GPR : Avez-vous bénéficié d’un effet Jeux équestres mondiaux ? A.E. : Il y a certains clients que nous avons fait venir par la promotion que nous avons faite aux Jeux mondiaux. Il y en a qui étaient aux JEM aussi, mais les JEM nous ont fait autant de mal que de bien. Ils nous ont fait du bien, parce qu’ils nous ont obligé à faire une grosse promotion internationale et que c’était l’occasion de faire découvrir les ventes Fences à pas mal de gens qui étaient à Caen. En revanche, ce sera pour l’avenir parce que la plupart d’entre eux avaient fait leur séjour aux JEM et ils repartaient après. On le voit bien aussi à travers la Grande Semaine, qui était beaucoup plus déserte que les autres années, à part le samedi où c’était bien plein.

GPR : On peut suivre toutes les ventes sur internet sur Internet. Cela vous apporte-t-il un réel plus et envisagez vous de faire des ventes exclusivement sur Internet ? A.E. : Nous avons de plus en plus de contacts par Internet. Les gens ont une relative confiance en la marque Fences et donc, nous avons de plus en plus de ventes via Internet. Les gens peuvent suivre la vente en direct et faire des enchères au téléphone, c’est une manière de ne plus se déplacer. Ce n’est pas un moyen de vente, c’est un moyen d’aide à la vente.

Nous viendrons peut-être à des ventes complètement sur Internet, par exemple pour les embryons, pour lesquels ça peut être une solution, mais ce n’est pas d’actualité pour le moment.

Internet est devenu un média indispensable, pour promouvoir, d’une part, et, d’autre part, pour faciliter la commercialisation. Pendant les ventes, nous avons eu entre quatre mille et cinq mille spectateurs sur le streaming et des connexions du monde entier. Pour la petite histoire, le top price a fait l’objet d’enchères de la part d’un gars qui suivait ça sur sa tablette dans un taxi à New-York. C’est quelqu’un qui était venu pendant les répétitions et avait dû ensuite repartir à New-York et il a suivi la vente sur internet ; Bon, ce n’est pas lui qui a eu le cheval, mais il a enchéri plusieurs fois.

Mais Internet ne peut venir au service de la vente que s’il y a eu une relation de confiance établie auparavant.

GPR : Les bons résultats de cette vente sont-ils un signe que le marché reprend ? A.E. : C’est surtout un signe qu’il y a de bons chevaux et que, quand les bons chevaux se présentent bien, ils se vendent bien. Et donc, c’est un signe que Fences sait trouver les bons chevaux et les présenter comme il faut. Il faut que les chevaux soient bons et sautent bien.

 


GPR : Fences continue sur sa lancée ce week-end avec les ventes de sélection.
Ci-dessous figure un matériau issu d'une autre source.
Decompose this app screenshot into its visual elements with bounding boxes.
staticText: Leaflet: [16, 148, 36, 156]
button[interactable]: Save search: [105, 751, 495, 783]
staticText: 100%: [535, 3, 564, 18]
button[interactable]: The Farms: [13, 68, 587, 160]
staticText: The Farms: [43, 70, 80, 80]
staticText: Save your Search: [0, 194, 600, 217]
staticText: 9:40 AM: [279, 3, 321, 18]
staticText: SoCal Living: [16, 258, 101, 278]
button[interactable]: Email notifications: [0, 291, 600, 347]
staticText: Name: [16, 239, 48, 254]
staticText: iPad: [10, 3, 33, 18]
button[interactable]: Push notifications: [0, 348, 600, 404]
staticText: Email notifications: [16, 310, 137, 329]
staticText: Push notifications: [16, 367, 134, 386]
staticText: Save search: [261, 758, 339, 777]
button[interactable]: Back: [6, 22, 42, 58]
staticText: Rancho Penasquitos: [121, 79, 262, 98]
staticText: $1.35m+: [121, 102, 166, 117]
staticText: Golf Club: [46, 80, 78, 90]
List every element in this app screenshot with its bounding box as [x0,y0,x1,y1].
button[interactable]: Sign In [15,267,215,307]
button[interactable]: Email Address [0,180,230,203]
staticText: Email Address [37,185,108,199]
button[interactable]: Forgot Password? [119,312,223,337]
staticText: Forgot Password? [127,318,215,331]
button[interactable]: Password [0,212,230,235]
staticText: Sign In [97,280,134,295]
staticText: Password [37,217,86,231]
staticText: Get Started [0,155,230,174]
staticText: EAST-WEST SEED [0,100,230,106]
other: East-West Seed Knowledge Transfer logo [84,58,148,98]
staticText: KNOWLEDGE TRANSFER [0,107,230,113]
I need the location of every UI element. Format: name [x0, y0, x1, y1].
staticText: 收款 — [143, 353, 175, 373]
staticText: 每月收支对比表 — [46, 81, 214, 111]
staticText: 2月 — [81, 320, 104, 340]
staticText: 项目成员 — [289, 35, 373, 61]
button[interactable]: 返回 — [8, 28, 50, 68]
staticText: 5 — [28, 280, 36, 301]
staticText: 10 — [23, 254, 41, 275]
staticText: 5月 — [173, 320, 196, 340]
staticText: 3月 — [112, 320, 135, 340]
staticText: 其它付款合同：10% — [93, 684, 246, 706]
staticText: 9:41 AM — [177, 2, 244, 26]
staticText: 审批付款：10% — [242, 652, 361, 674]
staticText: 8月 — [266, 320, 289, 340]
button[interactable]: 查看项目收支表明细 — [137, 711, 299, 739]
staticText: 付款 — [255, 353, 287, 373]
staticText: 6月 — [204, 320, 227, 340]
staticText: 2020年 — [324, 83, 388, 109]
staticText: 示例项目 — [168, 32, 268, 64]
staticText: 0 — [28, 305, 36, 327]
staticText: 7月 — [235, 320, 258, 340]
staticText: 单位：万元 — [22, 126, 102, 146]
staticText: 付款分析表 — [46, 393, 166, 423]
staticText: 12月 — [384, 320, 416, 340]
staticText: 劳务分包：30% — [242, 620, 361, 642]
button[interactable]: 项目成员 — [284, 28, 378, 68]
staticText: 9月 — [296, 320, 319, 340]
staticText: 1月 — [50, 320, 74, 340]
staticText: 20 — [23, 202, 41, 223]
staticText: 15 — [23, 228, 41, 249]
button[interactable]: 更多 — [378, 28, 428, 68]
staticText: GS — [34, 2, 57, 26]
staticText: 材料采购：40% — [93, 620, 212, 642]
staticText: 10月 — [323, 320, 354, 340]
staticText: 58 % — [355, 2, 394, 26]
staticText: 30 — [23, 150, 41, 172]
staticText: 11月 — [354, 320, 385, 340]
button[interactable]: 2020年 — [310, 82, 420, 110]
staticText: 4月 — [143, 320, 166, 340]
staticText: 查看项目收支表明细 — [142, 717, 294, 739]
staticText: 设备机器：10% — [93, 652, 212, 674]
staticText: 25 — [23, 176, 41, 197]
Quel est votre avis sur la cuvée 2014 ? A.E. : Nous organisons une vente de sélection qui commence vendredi soir avec la présentation des chevaux, et samedi et dimanche les ventes. Il y aura près de cent cinquante chevaux présentés et je pense qu’il y a du lourd. Des chevaux comme Myrtille Paulois, Quartz Rouge ou Von Chacco Ixe viennent de la vente de sélection. Tous les ans, il y a de très bons chevaux chez les deux ans, car on n’en trouve pas à la vente Élite, et il y a aussi quelques très bons trois ans, notamment des chevaux que l’on a repérés trop tard pour la vente Élite. Ces ventes seront également retransmises via Internet en direct.

 


GPR : Vous êtes donc plutôt optimiste pour l’avenir des ventes Fences ? A.E. : Je suis toujours d’un optimisme extrêmement prudent, mais ces ventes montrent que, d’une part, il y a un marché, et que, d’autre part, il y a un savoir-faire. Après, Fences a ving-cinq ans d’existence, donc il y a la nécessité d’apporter du sang neuf pour apporter le dynamisme pour continuer et développer les offres de l’agence Fences.